I started this blog primarily because I wanted to initiate a conversation about male grief. Things have evolved since that point, but in the beginning I was growing increasingly concerned that bereaved men were expected, perhaps mostly by themselves, to ‘man up’ and to hide their grief behind a stiff upper lip. I wondered what message I’d been sending to my own child by acting that way myself immediately after the death of his mum. I want him to feel that he could be open about his emotions and I hope to give him the best chance to grow into a man unconcerned by social pressures to conform.

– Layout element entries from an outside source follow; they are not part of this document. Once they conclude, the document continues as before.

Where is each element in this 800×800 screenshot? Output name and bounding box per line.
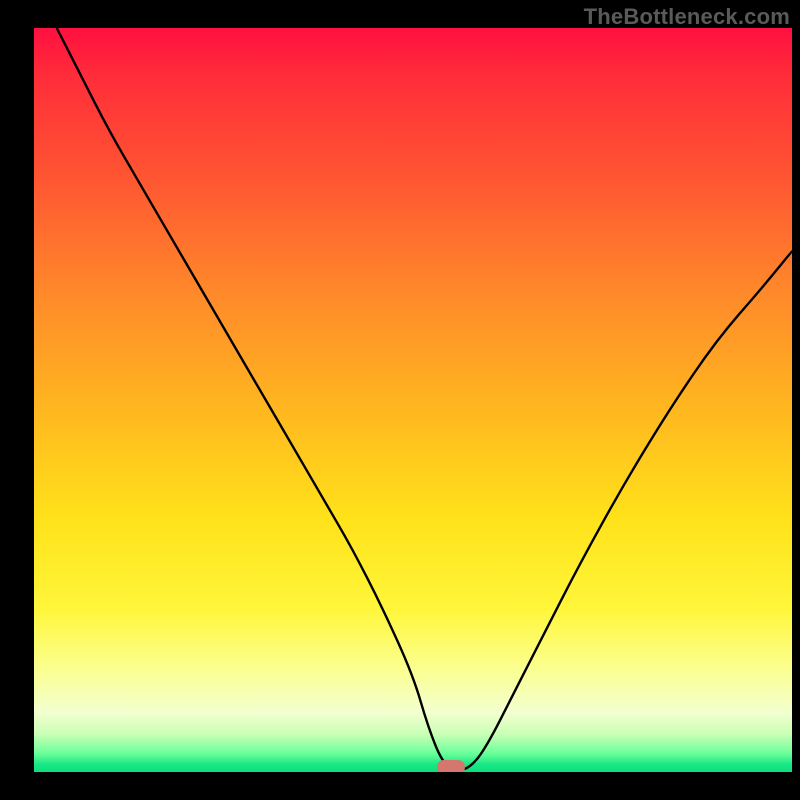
bottleneck-curve	[34, 28, 792, 772]
curve-path	[57, 28, 792, 770]
chart-frame: TheBottleneck.com	[0, 0, 800, 800]
plot-area	[34, 28, 792, 772]
minimum-marker	[437, 760, 465, 772]
watermark-text: TheBottleneck.com	[584, 4, 790, 30]
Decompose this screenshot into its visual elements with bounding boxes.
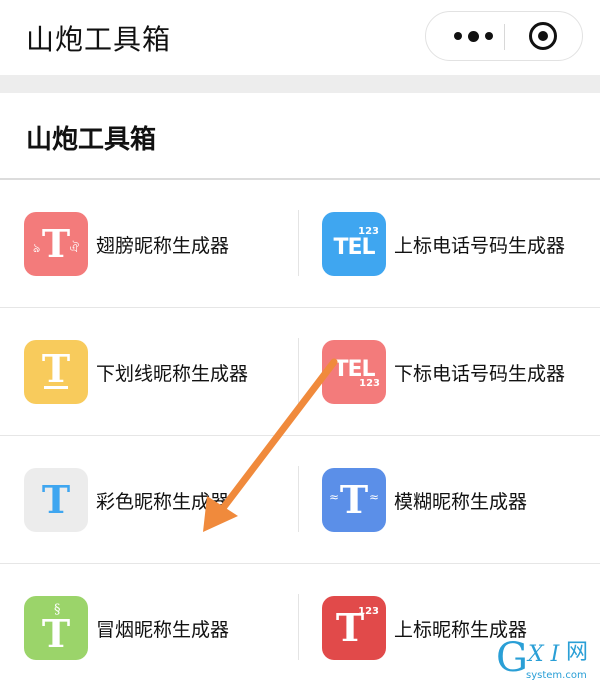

I often jokingly refer to the time out I spend with my son as ‘maternity leave’. It started as ‘paternity leave’ but the more time passed by, and the more cake I ate and chardonnay I drank with caring young mums, the less traditionally paternal it felt. And as I sat worrying about the things that I once took for granted as my wife’s primary concerns (yeah, I said it), I started to wonder what postnatal depression must feel like for new mums. Pondering whether it was possible to be simultaneously happy and sad in the company of your own child, I checked out the symptoms and then self diagnosed a kind of postfatal depression. Since my wife died I’ve suffered nearly all of the same sorts of things around three in ten new mothers do following childbirth:
Perhaps many of us suffer some kind of depression when someone we love dies. But it’s a big word with many connotations and it may well often go undiagnosed, untreated or even completely ignored.
As for the my ‘maternity leave’ with Jackson, I think it may be time the two of us to embark on some manly endeavours. I’m not really that worried about my two-year-old son occasionally wearing a frock, but if I eat any more cake I fear I may find myself going up a dress size. And that would be an absolute disaster for my autumn/winter wardrobe, darling!